Over the past couple of years, we’ve seen government spending drop considerably as a percentage of the economy as a whole. But is it set for a comeback?
As the chart below shows, spending is near the lows of the late 1990s and well below the levels of the 1980s and earlier. Even the spike during the financial crisis only brought us back to ’80s levels.
Small wonder that, as government spending has plummeted as a percentage of GDP, its contribution to economic growth has been resoundingly negative—until recently. Now, at least, it's flat.
The trend line is down, and we've moved back above trend—and above zero—for only the second or third time in the past five years.
Will government start contributing to growth?
One of my assumptions has been that government wouldn't be a net contributor to economic growth in any significant way, as spending remained constrained and politics remained toxic. It may be time to revisit that idea.
This morning, I listened to a talk by Greg Valliere, one of the best political observers and consultants out there, who made a somewhat startling statement. In speaking with multiple politicians of both parties—and that includes Republicans—he’s seen a consistent willingness to spend more, especially on the military and on infrastructure.

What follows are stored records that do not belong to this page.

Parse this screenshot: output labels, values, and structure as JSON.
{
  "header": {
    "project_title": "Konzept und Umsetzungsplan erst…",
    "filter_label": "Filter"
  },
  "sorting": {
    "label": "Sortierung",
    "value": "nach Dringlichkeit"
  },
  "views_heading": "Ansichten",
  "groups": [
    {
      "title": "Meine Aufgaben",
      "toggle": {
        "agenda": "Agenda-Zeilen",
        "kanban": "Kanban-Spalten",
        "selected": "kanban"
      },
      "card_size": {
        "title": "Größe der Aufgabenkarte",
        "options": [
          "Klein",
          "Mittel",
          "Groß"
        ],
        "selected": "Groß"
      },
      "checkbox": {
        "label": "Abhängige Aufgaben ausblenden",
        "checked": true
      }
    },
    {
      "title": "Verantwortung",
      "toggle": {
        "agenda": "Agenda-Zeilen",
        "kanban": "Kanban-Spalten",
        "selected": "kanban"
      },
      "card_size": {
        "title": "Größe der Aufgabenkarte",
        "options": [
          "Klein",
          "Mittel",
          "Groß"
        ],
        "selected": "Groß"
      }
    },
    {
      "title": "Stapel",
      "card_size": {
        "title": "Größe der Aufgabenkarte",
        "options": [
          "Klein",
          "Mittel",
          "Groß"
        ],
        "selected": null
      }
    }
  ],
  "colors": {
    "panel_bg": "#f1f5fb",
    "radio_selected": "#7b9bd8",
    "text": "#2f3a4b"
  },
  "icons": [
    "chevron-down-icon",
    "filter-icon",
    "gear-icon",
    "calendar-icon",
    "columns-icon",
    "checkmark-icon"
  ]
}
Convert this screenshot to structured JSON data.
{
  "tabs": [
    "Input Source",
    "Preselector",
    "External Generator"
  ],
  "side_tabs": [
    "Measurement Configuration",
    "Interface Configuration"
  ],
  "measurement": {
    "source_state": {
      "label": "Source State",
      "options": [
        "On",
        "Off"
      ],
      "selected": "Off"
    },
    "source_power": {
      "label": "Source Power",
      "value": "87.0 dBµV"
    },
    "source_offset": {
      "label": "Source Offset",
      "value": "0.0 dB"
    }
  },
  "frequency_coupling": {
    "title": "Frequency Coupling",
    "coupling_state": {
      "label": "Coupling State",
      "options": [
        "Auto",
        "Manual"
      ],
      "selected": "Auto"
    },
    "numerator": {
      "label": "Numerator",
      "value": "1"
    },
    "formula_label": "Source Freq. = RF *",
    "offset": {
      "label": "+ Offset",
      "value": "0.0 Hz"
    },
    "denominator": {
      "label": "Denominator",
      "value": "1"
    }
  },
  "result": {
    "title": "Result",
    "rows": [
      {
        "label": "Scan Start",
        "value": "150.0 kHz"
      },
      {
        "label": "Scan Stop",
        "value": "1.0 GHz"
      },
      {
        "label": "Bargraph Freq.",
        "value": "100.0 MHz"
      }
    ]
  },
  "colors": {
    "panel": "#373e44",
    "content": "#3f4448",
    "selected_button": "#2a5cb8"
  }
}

If so, this is a big change. You can see the two-decade trend line above, with the past five years being the most negative of the period. Despite all of the very real concern about the deficit (which is under control for the moment) and the debt (which is not), government spending as a percentage of the economy and as a contributor to growth has dropped.
What does history tell us?
Setting aside the politics of the matter, it’s clear that, in the past, government has been much larger than it is right now, and government spending has historically been a much bigger contributor to growth. It’s certainly possible we could move back in that direction.
The problem, though, is that in the 1970s and particularly the 1980s, the high levels of federal spending were driven by deficits. The economy grew faster than spending did in the 1990s, bringing down government spending as a percentage of the economy as a whole, but spending growth also moderated. We have seen the same behavior over the past 10 years.
If spending does, in fact, rise again, it would mean either a return to higher deficits or an increase in taxes. Higher deficits are probably the more likely option but would be difficult to sustain for any length of time, especially with the coming wave of boomer retirements—which, in any event, will run up the deficit again.
History (and, apparently, current politics) seems to suggest that federal spending will rise—and that, in turn, suggests that taxes will also have to rise back to historical levels. Over time, it’s hard to have one without the other.